Professor Rivest is the Viterbi Professor of Computer Science in MIT's Dept. of Electrical Engineering and Computer Science. He is a member of MIT's Computer Science and Artificial Intelligence Laboratory (CSAIL), a member of the lab's Theory of Computation Group and is a leader of its Cryptography and Information Security Group.
Professor Rivest has current research interests in cryptography, computer and network security, voting systems, and algorithms. In the past he has also worked extensively in the area of machine learning.
Professor Rivest is a co-author (with Professors Cormen, Leiserson, and Stein) of the well-known text Introduction to Algorithms, published by MIT Press. Over 500,000 copies of this text have been sold. It has been translated into 12 languages.
Professor Rivest is an inventor of the RSA public-key cryptosystem. He has extensive experience in cryptographic design and cryptanalysis, and has published numerous papers in these areas. He has served as a Director of the International Association for Cryptologic Research, the organizing body for the Eurocrypt and Crypto conferences, and as a Director of the Financial Cryptography Association. He is a founder of RSA Data Security. (RSA was bought by Security Dynamics; the combined company was renamed to RSA Security, and later purchased by EMC), and is also a co-founder of Verisign and of Peppercoin.
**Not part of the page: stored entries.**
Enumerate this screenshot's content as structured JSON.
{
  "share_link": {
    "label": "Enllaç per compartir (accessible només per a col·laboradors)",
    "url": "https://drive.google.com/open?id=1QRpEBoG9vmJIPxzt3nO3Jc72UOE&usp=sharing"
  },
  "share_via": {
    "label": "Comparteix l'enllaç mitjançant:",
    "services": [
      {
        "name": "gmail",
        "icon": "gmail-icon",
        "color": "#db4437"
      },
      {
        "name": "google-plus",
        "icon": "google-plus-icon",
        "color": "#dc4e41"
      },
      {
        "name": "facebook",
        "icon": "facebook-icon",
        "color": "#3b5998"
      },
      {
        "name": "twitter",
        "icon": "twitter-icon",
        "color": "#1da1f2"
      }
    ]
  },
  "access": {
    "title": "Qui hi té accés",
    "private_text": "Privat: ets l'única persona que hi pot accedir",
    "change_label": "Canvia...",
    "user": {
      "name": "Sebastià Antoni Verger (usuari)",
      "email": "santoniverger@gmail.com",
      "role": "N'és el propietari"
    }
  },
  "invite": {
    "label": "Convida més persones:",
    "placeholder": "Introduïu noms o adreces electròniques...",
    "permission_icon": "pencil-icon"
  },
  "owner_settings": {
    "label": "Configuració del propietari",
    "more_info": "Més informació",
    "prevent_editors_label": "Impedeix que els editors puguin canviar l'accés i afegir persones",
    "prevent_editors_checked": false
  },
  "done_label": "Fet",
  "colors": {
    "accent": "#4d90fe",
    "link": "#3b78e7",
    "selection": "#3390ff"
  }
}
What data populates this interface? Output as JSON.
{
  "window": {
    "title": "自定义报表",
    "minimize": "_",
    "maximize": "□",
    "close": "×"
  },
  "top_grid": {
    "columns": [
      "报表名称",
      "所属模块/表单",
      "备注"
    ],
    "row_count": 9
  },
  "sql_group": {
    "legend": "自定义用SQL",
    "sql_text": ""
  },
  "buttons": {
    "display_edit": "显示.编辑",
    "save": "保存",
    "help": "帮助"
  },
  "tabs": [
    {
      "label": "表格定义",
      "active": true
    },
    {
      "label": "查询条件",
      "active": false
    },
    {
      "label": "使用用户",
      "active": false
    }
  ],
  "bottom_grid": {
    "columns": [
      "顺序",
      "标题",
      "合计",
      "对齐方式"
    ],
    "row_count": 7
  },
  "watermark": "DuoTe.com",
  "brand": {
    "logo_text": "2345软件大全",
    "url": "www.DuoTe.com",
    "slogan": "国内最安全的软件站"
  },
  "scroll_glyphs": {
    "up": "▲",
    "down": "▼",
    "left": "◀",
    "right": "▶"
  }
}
Professor Rivest is a member of the
CalTech/MIT Voting Technology Project.
He has served on the Technical Guidelines Development Committee (TGDC),
advisory to the Election Assistance Commission, developing recommendations
for voting system certification standards; he was chair of the TGDC's
Computer Security and Transparence Subcommittee. He also serves on the Advisory
Board of the Verified Voting Foundation. He is a member of a
Professor Rivest grew up in Niskayuna, New York, where he attend public schools. He graduated from Niskayuna High School in 1965.
Professor Rivest received a B.A. in Mathematics from Yale University in 1969.
He received a Ph.D. in Computer Science from Stanford University in 1974; his research supervisor was Professor Robert Floyd. He also worked closely with Professor Donald Knuth, David Klarner, and Vasek Chvatal.
He was a post-doc at INRIA in Rocquencourt, France for the academic year 1973-74.